Zakończenie roku, w końcu skończyłam pierwszy rok liceum! Jestem z tego powodu bardzo zadowolona, ale też i dumna, że udało mi się skończyć ten rok z bardzo dobrymi wynikami. Zakończenie zaczyna się o 12.00, więc mam jeszcze 3 godziny na wyszykowanie się. Ciuchy naszykowałam sobie już wieczorem, więc nie będę miała problemu z wyborem. Tradycyjnie rano idę do łazienki, wziąć prysznic, troszkę się ogarnąć, twarz, zęby i te sprawy.. :
- Ałaaaaa ! – zaczęłam się drzeć na cały głos, ponieważ oczywiście musiałam się uderzyć o fotel.. dlaczego on akurat tu musi stać ?!
Gdy już skończyłam załatwiać swoje sprawy w łazience, wzięłam komórkę do ręki i wyszłam na korytarz, przechodząc koło pokoju moich rodziców, gdzie słyszałam rozmowę:
-Czy ona zawsze musi się tak drzeć jak coś jej nie pasuje ?! – krzyczała mama
Za chwilę tata dodał – ma to po mamusi.. – i zaczął się śmiać, na co mama lekko się wkurzyła, ale po chwili zaczęła się uśmiechać.

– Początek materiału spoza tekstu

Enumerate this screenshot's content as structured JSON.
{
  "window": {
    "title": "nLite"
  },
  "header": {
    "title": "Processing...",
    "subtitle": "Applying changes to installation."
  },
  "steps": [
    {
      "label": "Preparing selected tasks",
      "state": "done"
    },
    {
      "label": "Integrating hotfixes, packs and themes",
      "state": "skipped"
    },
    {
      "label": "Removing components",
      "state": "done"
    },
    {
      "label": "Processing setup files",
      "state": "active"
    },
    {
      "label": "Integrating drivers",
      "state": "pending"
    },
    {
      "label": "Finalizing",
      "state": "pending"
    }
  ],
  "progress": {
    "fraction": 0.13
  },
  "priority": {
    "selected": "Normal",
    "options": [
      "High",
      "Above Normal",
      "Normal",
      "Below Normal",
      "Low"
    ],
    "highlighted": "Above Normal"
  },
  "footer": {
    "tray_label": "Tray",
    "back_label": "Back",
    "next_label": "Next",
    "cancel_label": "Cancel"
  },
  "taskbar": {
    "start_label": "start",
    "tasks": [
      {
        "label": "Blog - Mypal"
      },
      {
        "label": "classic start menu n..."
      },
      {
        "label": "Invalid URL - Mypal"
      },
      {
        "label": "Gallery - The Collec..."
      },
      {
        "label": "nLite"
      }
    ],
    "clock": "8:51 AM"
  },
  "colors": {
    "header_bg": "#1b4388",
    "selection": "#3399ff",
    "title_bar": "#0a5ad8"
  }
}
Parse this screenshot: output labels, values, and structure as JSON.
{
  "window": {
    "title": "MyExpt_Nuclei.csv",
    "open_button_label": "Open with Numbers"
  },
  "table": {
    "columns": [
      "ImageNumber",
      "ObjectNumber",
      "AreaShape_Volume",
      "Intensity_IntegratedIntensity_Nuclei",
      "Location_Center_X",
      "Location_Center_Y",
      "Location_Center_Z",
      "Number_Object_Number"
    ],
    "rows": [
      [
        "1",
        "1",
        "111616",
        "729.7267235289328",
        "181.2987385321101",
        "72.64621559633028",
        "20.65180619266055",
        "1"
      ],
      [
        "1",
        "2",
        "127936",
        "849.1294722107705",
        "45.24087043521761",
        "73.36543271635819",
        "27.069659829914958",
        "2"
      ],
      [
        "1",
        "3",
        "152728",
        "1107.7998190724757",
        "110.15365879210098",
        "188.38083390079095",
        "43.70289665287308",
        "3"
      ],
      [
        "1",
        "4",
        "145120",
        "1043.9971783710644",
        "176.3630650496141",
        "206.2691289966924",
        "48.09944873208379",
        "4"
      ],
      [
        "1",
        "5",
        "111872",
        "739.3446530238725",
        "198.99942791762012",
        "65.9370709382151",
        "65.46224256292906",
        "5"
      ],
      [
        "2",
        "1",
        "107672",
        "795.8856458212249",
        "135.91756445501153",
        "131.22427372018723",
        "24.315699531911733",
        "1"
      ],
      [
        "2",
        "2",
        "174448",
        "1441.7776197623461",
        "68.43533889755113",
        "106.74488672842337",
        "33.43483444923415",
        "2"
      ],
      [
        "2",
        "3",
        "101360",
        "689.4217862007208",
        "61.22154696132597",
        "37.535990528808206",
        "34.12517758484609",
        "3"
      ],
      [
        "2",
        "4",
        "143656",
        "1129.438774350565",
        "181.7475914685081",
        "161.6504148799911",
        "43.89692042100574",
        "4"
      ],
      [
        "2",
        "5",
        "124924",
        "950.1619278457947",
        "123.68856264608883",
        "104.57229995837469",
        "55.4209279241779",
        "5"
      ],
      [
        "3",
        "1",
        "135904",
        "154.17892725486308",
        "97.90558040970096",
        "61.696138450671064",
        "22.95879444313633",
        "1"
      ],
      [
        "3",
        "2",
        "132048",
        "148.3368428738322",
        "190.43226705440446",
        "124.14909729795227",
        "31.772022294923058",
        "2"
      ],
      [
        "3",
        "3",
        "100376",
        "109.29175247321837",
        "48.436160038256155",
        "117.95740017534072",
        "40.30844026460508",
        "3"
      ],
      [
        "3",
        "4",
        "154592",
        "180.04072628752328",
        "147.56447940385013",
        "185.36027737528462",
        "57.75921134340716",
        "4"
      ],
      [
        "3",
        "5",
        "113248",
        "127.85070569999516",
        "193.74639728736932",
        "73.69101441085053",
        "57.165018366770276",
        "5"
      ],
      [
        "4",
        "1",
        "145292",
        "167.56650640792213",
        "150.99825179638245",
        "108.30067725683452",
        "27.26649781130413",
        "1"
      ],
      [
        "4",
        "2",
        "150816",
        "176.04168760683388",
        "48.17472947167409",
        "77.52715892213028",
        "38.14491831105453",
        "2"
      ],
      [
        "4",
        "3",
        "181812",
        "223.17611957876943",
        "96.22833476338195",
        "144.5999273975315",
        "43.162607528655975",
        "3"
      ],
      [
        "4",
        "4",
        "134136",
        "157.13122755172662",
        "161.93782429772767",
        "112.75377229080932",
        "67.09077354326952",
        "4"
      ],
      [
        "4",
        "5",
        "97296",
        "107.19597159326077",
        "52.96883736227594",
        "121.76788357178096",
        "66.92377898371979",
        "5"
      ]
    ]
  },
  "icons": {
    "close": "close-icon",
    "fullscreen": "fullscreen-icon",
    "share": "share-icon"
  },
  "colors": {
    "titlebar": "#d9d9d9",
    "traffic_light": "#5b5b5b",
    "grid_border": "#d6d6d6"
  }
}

Idąc po schodach wybrałam numer Josh’a i Vicky, robiąc sobie taką jakby ‘’ konferencję ‘’ przez telefon. Doszłam do salonu i rozsiadłam się na kanapie. Pierwszy odebrał Josh, a zaraz po nim odezwała się Vicky:
-Wstawać śpiochy moje kochane ! Dzisiaj zakończenie roku ! A w związku z powyższym szykuje się jakiś melanż ! CZUJECIE TO ?!- zaczęłam się optymistycznie drzeć do słuchawki
-Kochanie, wiem o tym wszystkim wiem, ale mam jedno pytanie.. CZY MUSIAŁAŚ MNIE BUDZIĆ 3 GODZINY PRZED ROZPOCZĘCIEM ?! MI WYSTARCZY 30 MINUT, ŻEBY SIĘ OGARNĄĆ !- zaczął się drzeć, ale słyszałam w jego głosie śmiech..
-Ale ja to robię dla twojego dobra, to że ty się wyszykujesz w 30 minut, nie znaczy, że ja też, a za to, że jesteśmy parą, to jak ja nie śpię, to Ty też ! Kooocham Cię ! :*, nie złość się już no !
-Okej, okej, wiesz, że nie potrafię, ja Ciebie też kocham-powiedział
-Dobrze, że mnie obudziłaś, bo wczoraj byłam taka padnięta, że nawet sobie nic nie naszykowałam, muszę się zacząć powoli szykować, więc ja spadam, a wy się trzymajcie dziubaski ! Buziaki, pa ! Do zobaczenia ! A, i przypominam Ci Amy, że wychodzisz z domu o 11.30, idziesz po Josh’a a potem o 11.50 jesteście u mnie ! Pa !- zaczęła swój słowotok Vicky, śmiałam się z niej, a Josh chyba zasnął..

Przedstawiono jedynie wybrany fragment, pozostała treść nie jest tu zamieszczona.